The news in the last couple of days that George Lucas and Steven Spielberg are ready to go ahead with "Indiana Jones 4" made headlines. But the story was eerily familiar.

Indeed, this column has told it at least twice.

In January 2003, Lucas told me at the New York Film Critics dinner that he had the story for the movie ready and would likely shoot it "in the next year."

It didn't happen, but then again…

In December 2005, Lucas told me that screenwriter Jeff Nathanson had the screenplay, it was good and that things were moving forward.

Again, nothing…

Of course, in March 2006, Spielberg told me that after making "Munich" and "War of the Worlds" back to back, he was taking a year off. He mentioned that Nathanson had written the latest draft of the "Indiana Jones 4" script, but he had been succeeded by David Koepp.

"I have David Koepp on it now, and he's my 'closer,'" Spielberg said, using a baseball reference to the pitcher who comes in during the 9th inning and finishes up a winning ball game.

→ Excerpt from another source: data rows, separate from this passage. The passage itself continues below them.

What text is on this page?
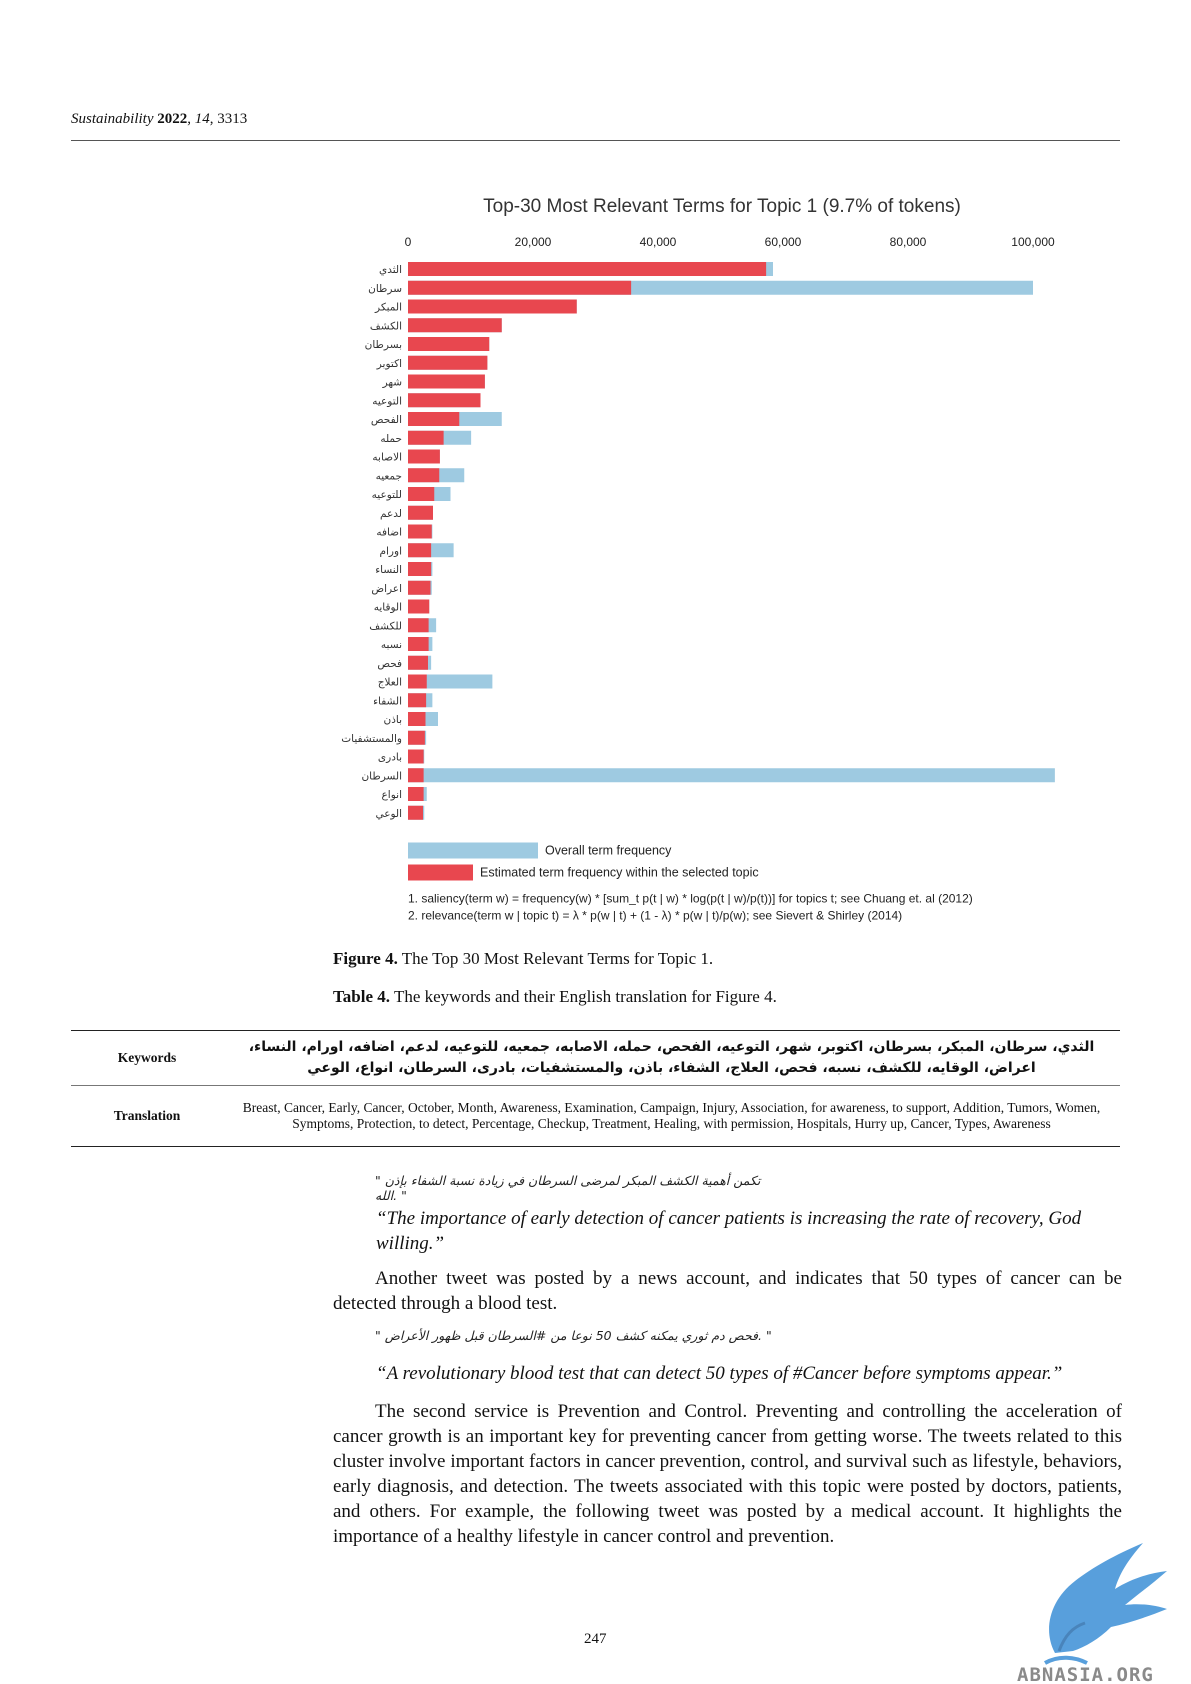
Sustainability 2022, 14, 3313
Top-30 Most Relevant Terms for Topic 1 (9.7% of tokens)
0	20,000	40,000	60,000	80,000	100,000
الثدي
سرطان
المبكر
الكشف
بسرطان
اكتوبر
شهر
التوعيه
الفحص
حمله
الاصابه
جمعيه
للتوعيه
لدعم
اضافه
اورام
النساء
اعراض
الوقايه
للكشف
نسبه
فحص
العلاج
الشفاء
باذن
والمستشفيات
بادرى
السرطان
انواع
الوعي
Overall term frequency
Estimated term frequency within the selected topic
1. saliency(term w) = frequency(w) * [sum_t p(t | w) * log(p(t | w)/p(t))] for topics t; see Chuang et. al (2012)
2. relevance(term w | topic t) = λ * p(w | t) + (1 - λ) * p(w | t)/p(w); see Sievert & Shirley (2014)
Figure 4. The Top 30 Most Relevant Terms for Topic 1.
Table 4. The keywords and their English translation for Figure 4.
Keywords	الثدي، سرطان، المبكر، بسرطان، اكتوبر، شهر، التوعيه، الفحص، حمله، الاصابه، جمعيه، للتوعيه، لدعم، اضافه، اورام، النساء، اعراض، الوقايه، للكشف، نسبه، فحص، العلاج، الشفاء، باذن، والمستشفيات، بادرى، السرطان، انواع، الوعي
Translation	Breast, Cancer, Early, Cancer, October, Month, Awareness, Examination, Campaign, Injury, Association, for awareness, to support, Addition, Tumors, Women, Symptoms, Protection, to detect, Percentage, Checkup, Treatment, Healing, with permission, Hospitals, Hurry up, Cancer, Types, Awareness
" تكمن أهمية الكشف المبكر لمرضى السرطان في زيادة نسبة الشفاء بإذن الله. "
“The importance of early detection of cancer patients is increasing the rate of recovery, God willing.”
Another tweet was posted by a news account, and indicates that 50 types of cancer can be detected through a blood test.
" فحص دم ثوري يمكنه كشف 50 نوعا من #السرطان قبل ظهور الأعراض. "
“A revolutionary blood test that can detect 50 types of #Cancer before symptoms appear.”
The second service is Prevention and Control. Preventing and controlling the acceleration of cancer growth is an important key for preventing cancer from getting worse. The tweets related to this cluster involve important factors in cancer prevention, control, and survival such as lifestyle, behaviors, early diagnosis, and detection. The tweets associated with this topic were posted by doctors, patients, and others. For example, the following tweet was posted by a medical account. It highlights the importance of a healthy lifestyle in cancer control and prevention.
247
ABNASIA.ORG
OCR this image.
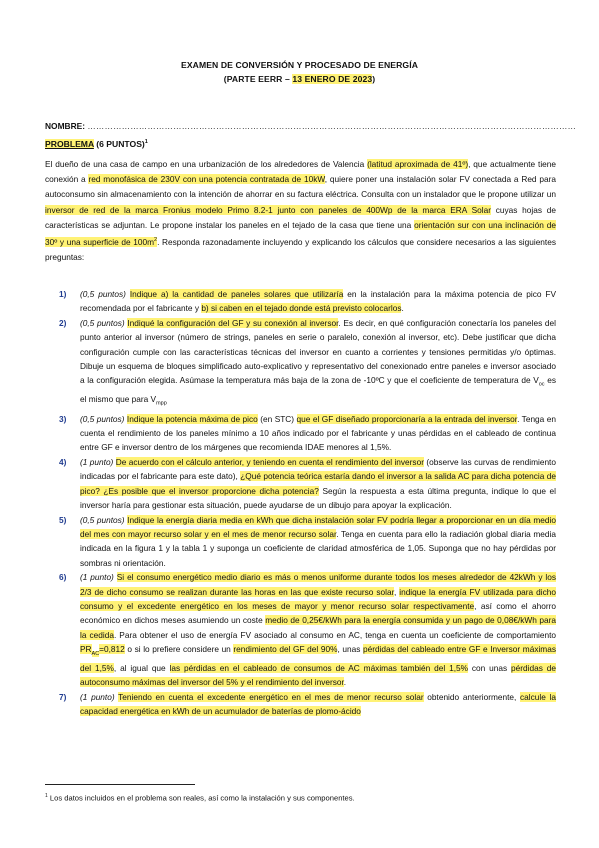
EXAMEN DE CONVERSIÓN Y PROCESADO DE ENERGÍA
(PARTE EERR – 13 ENERO DE 2023)
NOMBRE: ………………………………………………………………………………………………………………………………………………………
PROBLEMA (6 PUNTOS)$^1$
El dueño de una casa de campo en una urbanización de los alrededores de Valencia (latitud aproximada de 41º), que actualmente tiene conexión a red monofásica de 230V con una potencia contratada de 10kW, quiere poner una instalación solar FV conectada a Red para autoconsumo sin almacenamiento con la intención de ahorrar en su factura eléctrica. Consulta con un instalador que le propone utilizar un inversor de red de la marca Fronius modelo Primo 8.2-1 junto con paneles de 400Wp de la marca ERA Solar cuyas hojas de características se adjuntan. Le propone instalar los paneles en el tejado de la casa que tiene una orientación sur con una inclinación de 30º y una superficie de $100m^2$. Responda razonadamente incluyendo y explicando los cálculos que considere necesarios a las siguientes preguntas:
1) (0,5 puntos) Indique a) la cantidad de paneles solares que utilizaría en la instalación para la máxima potencia de pico FV recomendada por el fabricante y b) si caben en el tejado donde está previsto colocarlos.
2) (0,5 puntos) Indiqué la configuración del GF y su conexión al inversor. Es decir, en qué configuración conectaría los paneles del punto anterior al inversor (número de strings, paneles en serie o paralelo, conexión al inversor, etc). Debe justificar que dicha configuración cumple con las características técnicas del inversor en cuanto a corrientes y tensiones permitidas y/o óptimas. Dibuje un esquema de bloques simplificado auto-explicativo y representativo del conexionado entre paneles e inversor asociado a la configuración elegida. Asúmase la temperatura más baja de la zona de -10ºC y que el coeficiente de temperatura de $V_{oc}$ es el mismo que para $V_{mpp}$
3) (0,5 puntos) Indique la potencia máxima de pico (en STC) que el GF diseñado proporcionaría a la entrada del inversor. Tenga en cuenta el rendimiento de los paneles mínimo a 10 años indicado por el fabricante y unas pérdidas en el cableado de continua entre GF e inversor dentro de los márgenes que recomienda IDAE menores al 1,5%.
4) (1 punto) De acuerdo con el cálculo anterior, y teniendo en cuenta el rendimiento del inversor (observe las curvas de rendimiento indicadas por el fabricante para este dato), ¿Qué potencia teórica estaría dando el inversor a la salida AC para dicha potencia de pico? ¿Es posible que el inversor proporcione dicha potencia? Según la respuesta a esta última pregunta, indique lo que el inversor haría para gestionar esta situación, puede ayudarse de un dibujo para apoyar la explicación.
5) (0,5 puntos) Indique la energía diaria media en kWh que dicha instalación solar FV podría llegar a proporcionar en un día medio del mes con mayor recurso solar y en el mes de menor recurso solar. Tenga en cuenta para ello la radiación global diaria media indicada en la figura 1 y la tabla 1 y suponga un coeficiente de claridad atmosférica de 1,05. Suponga que no hay pérdidas por sombras ni orientación.
6) (1 punto) Si el consumo energético medio diario es más o menos uniforme durante todos los meses alrededor de 42kWh y los 2/3 de dicho consumo se realizan durante las horas en las que existe recurso solar, indique la energía FV utilizada para dicho consumo y el excedente energético en los meses de mayor y menor recurso solar respectivamente, así como el ahorro económico en dichos meses asumiendo un coste medio de 0,25€/kWh para la energía consumida y un pago de 0,08€/kWh para la cedida. Para obtener el uso de energía FV asociado al consumo en AC, tenga en cuenta un coeficiente de comportamiento $PR_{AC}=0,812$ o si lo prefiere considere un rendimiento del GF del 90%, unas pérdidas del cableado entre GF e Inversor máximas del 1,5%, al igual que las pérdidas en el cableado de consumos de AC máximas también del 1,5% con unas pérdidas de autoconsumo máximas del inversor del 5% y el rendimiento del inversor.
7) (1 punto) Teniendo en cuenta el excedente energético en el mes de menor recurso solar obtenido anteriormente, calcule la capacidad energética en kWh de un acumulador de baterías de plomo-ácido
$^1$ Los datos incluidos en el problema son reales, así como la instalación y sus componentes.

"He wrote 'Spider-Man' and 'War of the Worlds,'" Spielberg added, "so he'll get it done."

Maybe he did, and it will. Or then again, maybe not.

James Bond: The World Is Just Enough

"Casino Royale," the much-ballyhooed James Bond movie starring Daniel Craig, has been twice as successful abroad as it was in the U.S.

So far, the numbers show a decent $150 million take in the U.S. But that makes it no better or worse in this country's theaters than the previous Bond movies starring Pierce Brosnan.

In many ways, the domestic release of "Casino Royale" has reached the Bond audience, but not done much to broaden the franchise's popularity.

The rest of the world, however, is a different story, posting staggering numbers. The international total, according to boxofficemojo.com, is $305 million.

And in Britain, fans are obsessed with the new Bond. In his home country of the United Kingdom the superspy has grossed nearly $90 million. When I was there for the last 10 days, all people seemed to be talking about was "Casino Royale"— to the exclusion of some other movies that American audiences seem more interested in.